La città della mobilità irrazionale e pericolosa per i ciclisti, la città al rallentatore dei limiti di velocità anacronistici, la città frammentata, divisa, parcellizzata. Questa visione di Milano esisteva prima della pandemia, ma oggi sta prendendo sempre più forza. E come ogni narrazione ha bisogno di un nemico. E quel nemico siamo noi. Noi imprenditori, noi professionisti, noi che crediamo che l’uomo si realizzi anche rischiando, intraprendendo e costruendo i propri sogni giorno dopo giorno. Una città che non scorre, che non costruisce, che non si rigenera. Statica, placida, ferma. Morta. Questo è il sogno di chi, dopo il Covid, non vuole verifiche o voti. Ma solo socializzazione, una vacanza continua. In cui riposarsi, non avere stress e impedire che altri possano ricordarci, con il loro affaccendarsi, che la vita è dinamismo.

Oggi, dopo questa pandemia, ripartire è difficile. Duro. E ci sono molti soldi in arrivo. Perché non dividerceli e continuare con gli aspetti positivi del lockdown, senza la paura che lo ha generato? Perché, cari amici, è moralmente sbagliato. La cosa è semplice e chiara. Ma le cose semplici e chiare sono le più difficili da comunicare.

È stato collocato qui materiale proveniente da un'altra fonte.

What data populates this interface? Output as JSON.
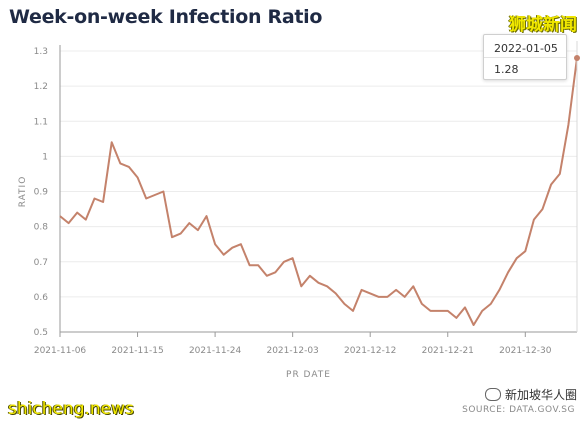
{
  "title": "Week-on-week Infection Ratio",
  "watermarks": {
    "top_right": "狮城新闻",
    "bottom_left": "shicheng.news",
    "wechat": "新加坡华人圈"
  },
  "source": "SOURCE: DATA.GOV.SG",
  "tooltip": {
    "date": "2022-01-05",
    "value": "1.28"
  },
  "colors": {
    "line": "#c4826b",
    "grid": "#ececec",
    "axis": "#9a9a9a"
  },
  "chart_data": {
    "type": "line",
    "title": "Week-on-week Infection Ratio",
    "xlabel": "PR DATE",
    "ylabel": "RATIO",
    "ylim": [
      0.5,
      1.3
    ],
    "yticks": [
      0.5,
      0.6,
      0.7,
      0.8,
      0.9,
      1,
      1.1,
      1.2,
      1.3
    ],
    "xticks": [
      "2021-11-06",
      "2021-11-15",
      "2021-11-24",
      "2021-12-03",
      "2021-12-12",
      "2021-12-21",
      "2021-12-30"
    ],
    "grid": true,
    "x_start": "2021-11-06",
    "x_end": "2022-01-05",
    "series": [
      {
        "values": [
          0.83,
          0.81,
          0.84,
          0.82,
          0.88,
          0.87,
          1.04,
          0.98,
          0.97,
          0.94,
          0.88,
          0.89,
          0.9,
          0.77,
          0.78,
          0.81,
          0.79,
          0.83,
          0.75,
          0.72,
          0.74,
          0.75,
          0.69,
          0.69,
          0.66,
          0.67,
          0.7,
          0.71,
          0.63,
          0.66,
          0.64,
          0.63,
          0.61,
          0.58,
          0.56,
          0.62,
          0.61,
          0.6,
          0.6,
          0.62,
          0.6,
          0.63,
          0.58,
          0.56,
          0.56,
          0.56,
          0.54,
          0.57,
          0.52,
          0.56,
          0.58,
          0.62,
          0.67,
          0.71,
          0.73,
          0.82,
          0.85,
          0.92,
          0.95,
          1.09,
          1.28
        ]
      }
    ]
  }
}
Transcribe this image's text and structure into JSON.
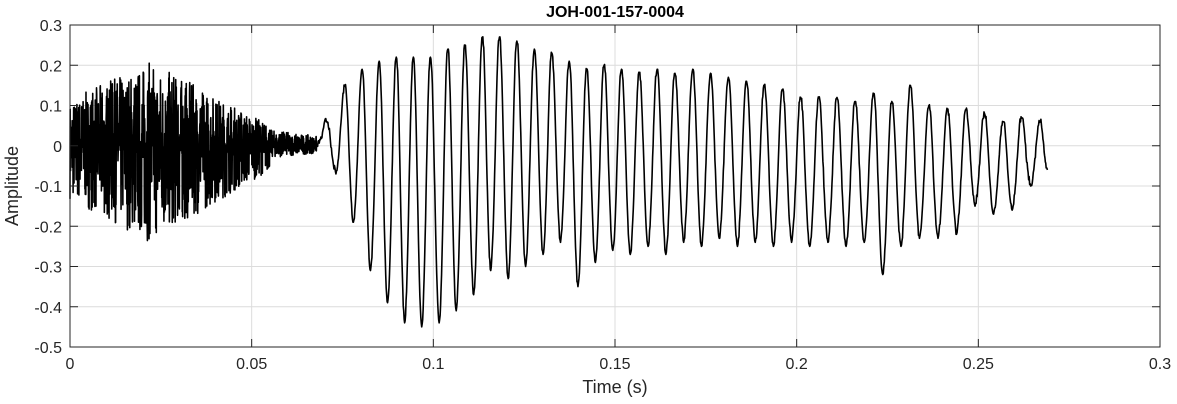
{
  "chart_data": {
    "type": "line",
    "title": "JOH-001-157-0004",
    "xlabel": "Time (s)",
    "ylabel": "Amplitude",
    "xlim": [
      0,
      0.3
    ],
    "ylim": [
      -0.5,
      0.3
    ],
    "grid": true,
    "xticks": [
      0,
      0.05,
      0.1,
      0.15,
      0.2,
      0.25,
      0.3
    ],
    "xtick_labels": [
      "0",
      "0.05",
      "0.1",
      "0.15",
      "0.2",
      "0.25",
      "0.3"
    ],
    "yticks": [
      -0.5,
      -0.4,
      -0.3,
      -0.2,
      -0.1,
      0,
      0.1,
      0.2,
      0.3
    ],
    "ytick_labels": [
      "-0.5",
      "-0.4",
      "-0.3",
      "-0.2",
      "-0.1",
      "0",
      "0.1",
      "0.2",
      "0.3"
    ],
    "colors": {
      "line": "#000000",
      "grid": "#dcdcdc",
      "axes": "#262626"
    },
    "series": [
      {
        "x_start": 0,
        "x_end": 0.269,
        "segments": [
          {
            "kind": "noise",
            "t0": 0.0,
            "t1": 0.055,
            "envelope_peak_time": 0.022,
            "max": 0.21,
            "min": -0.24
          },
          {
            "kind": "noise",
            "t0": 0.055,
            "t1": 0.068,
            "max": 0.04,
            "min": -0.03
          },
          {
            "kind": "oscillation",
            "t0": 0.068,
            "t1": 0.269,
            "max": 0.27,
            "min": -0.45
          }
        ],
        "peaks": [
          [
            0.0707,
            0.06
          ],
          [
            0.0757,
            0.15
          ],
          [
            0.0804,
            0.19
          ],
          [
            0.0851,
            0.21
          ],
          [
            0.0898,
            0.22
          ],
          [
            0.0945,
            0.22
          ],
          [
            0.0992,
            0.22
          ],
          [
            0.104,
            0.24
          ],
          [
            0.1087,
            0.25
          ],
          [
            0.1135,
            0.27
          ],
          [
            0.1182,
            0.27
          ],
          [
            0.123,
            0.26
          ],
          [
            0.1278,
            0.24
          ],
          [
            0.1326,
            0.23
          ],
          [
            0.1374,
            0.21
          ],
          [
            0.1422,
            0.19
          ],
          [
            0.147,
            0.2
          ],
          [
            0.1518,
            0.19
          ],
          [
            0.1567,
            0.18
          ],
          [
            0.1616,
            0.19
          ],
          [
            0.1665,
            0.18
          ],
          [
            0.1714,
            0.19
          ],
          [
            0.1763,
            0.18
          ],
          [
            0.1812,
            0.17
          ],
          [
            0.1862,
            0.16
          ],
          [
            0.1911,
            0.15
          ],
          [
            0.1961,
            0.14
          ],
          [
            0.2011,
            0.12
          ],
          [
            0.2061,
            0.12
          ],
          [
            0.2111,
            0.12
          ],
          [
            0.2161,
            0.11
          ],
          [
            0.2212,
            0.13
          ],
          [
            0.2262,
            0.11
          ],
          [
            0.2313,
            0.15
          ],
          [
            0.2364,
            0.1
          ],
          [
            0.2415,
            0.09
          ],
          [
            0.2466,
            0.09
          ],
          [
            0.2517,
            0.08
          ],
          [
            0.2568,
            0.06
          ],
          [
            0.2619,
            0.07
          ],
          [
            0.267,
            0.06
          ]
        ],
        "troughs": [
          [
            0.0732,
            -0.07
          ],
          [
            0.078,
            -0.19
          ],
          [
            0.0827,
            -0.31
          ],
          [
            0.0874,
            -0.39
          ],
          [
            0.0921,
            -0.44
          ],
          [
            0.0968,
            -0.45
          ],
          [
            0.1016,
            -0.44
          ],
          [
            0.1063,
            -0.41
          ],
          [
            0.1111,
            -0.37
          ],
          [
            0.1158,
            -0.31
          ],
          [
            0.1206,
            -0.33
          ],
          [
            0.1254,
            -0.3
          ],
          [
            0.1302,
            -0.27
          ],
          [
            0.135,
            -0.24
          ],
          [
            0.1398,
            -0.35
          ],
          [
            0.1446,
            -0.29
          ],
          [
            0.1494,
            -0.26
          ],
          [
            0.1542,
            -0.27
          ],
          [
            0.1591,
            -0.25
          ],
          [
            0.164,
            -0.27
          ],
          [
            0.1689,
            -0.24
          ],
          [
            0.1738,
            -0.25
          ],
          [
            0.1787,
            -0.23
          ],
          [
            0.1837,
            -0.25
          ],
          [
            0.1886,
            -0.24
          ],
          [
            0.1936,
            -0.25
          ],
          [
            0.1986,
            -0.24
          ],
          [
            0.2036,
            -0.25
          ],
          [
            0.2086,
            -0.24
          ],
          [
            0.2136,
            -0.25
          ],
          [
            0.2186,
            -0.24
          ],
          [
            0.2237,
            -0.32
          ],
          [
            0.2287,
            -0.25
          ],
          [
            0.2338,
            -0.23
          ],
          [
            0.2389,
            -0.23
          ],
          [
            0.244,
            -0.22
          ],
          [
            0.2491,
            -0.15
          ],
          [
            0.2542,
            -0.17
          ],
          [
            0.2593,
            -0.16
          ],
          [
            0.2644,
            -0.1
          ],
          [
            0.269,
            -0.06
          ]
        ]
      }
    ]
  }
}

Ce lo diceva anche Chesterton: “Fuochi verranno attizzati per testimoniare che due più due fa quattro. Spade saranno sguainate per dimostrare che le foglie sono verdi in estate”. Ecco, questa è la battaglia del nostro tempo: MILANO VIVE SE PRODUCE. Il maiuscolo vuole sostituire l’urlo liberatorio che accompagna queste parole. Non è questione di salvaguardare l’ambiente, cosa importante, la vivibilità, cosa fondamentale, o l’efficienza del trasporto pubblico. No. Il punto è non cedere all’inerzia, alla disperazione e allo sconforto. Una città viva, grande, immensa come Milano non può, non deve essere vissuta in isole di 15 minuti. Molti di noi hanno lasciato le proprie case in tutta Italia dove avevamo tutto a quindi minuti per venire a perderci in questa metropoli. Lo abbiamo fatto consciamente. Lo abbiamo fatto attratti dalla vitalità sconfinata di questa città che è bella persino nei suoi angoli più degradati.

Il Collettivo del Liceo Manzoni ci ha insegnato una grande lezione: le prossime elezioni di Milano saranno il racconto di due città. Una sola potrà uscirne vincitrice. Saremo chiamati tutti in causa. E a ognuno di noi sarà chiesto se vorremo abitare in una Milano viva e produttiva, o indolente e morente. Se la città che produce sarà più forte dell’inerzia e dell’apatia. Se il sogno che era ed è Milano continuerà ad essere più forte dell’alba e si concretizzerà ancora nei suoi grattaceli, nelle sue botteghe, nelle sue arterie viabilistiche e nei suoi uffici di formazione consulenza. Oppure se anche noi, ultima linea di difesa di questo modo avventuroso e controcorrente di vivere la vita decideremo di arrenderci. Anche se credo, spero mi perdonerete la confidenza, che questo non succederà perché noi siamo noi. Quelli che hanno rischiato aprendo una attività, sposando una imprenditrice o un imprenditore, lasciando il paese per trasferirsi a Milano. Noi siamo quelli che hanno scelto il mare in tempesta invece dell’Arcadia. Noi siamo l’avanguardia che non ha mai chiesto rinforzi. E non penso, cari amici, che questa battaglia farà eccezione. Finora abbiamo ce l’abbiamo sempre fatta, non ci arrenderemo proprio la notte prima dell’ultima grande battaglia.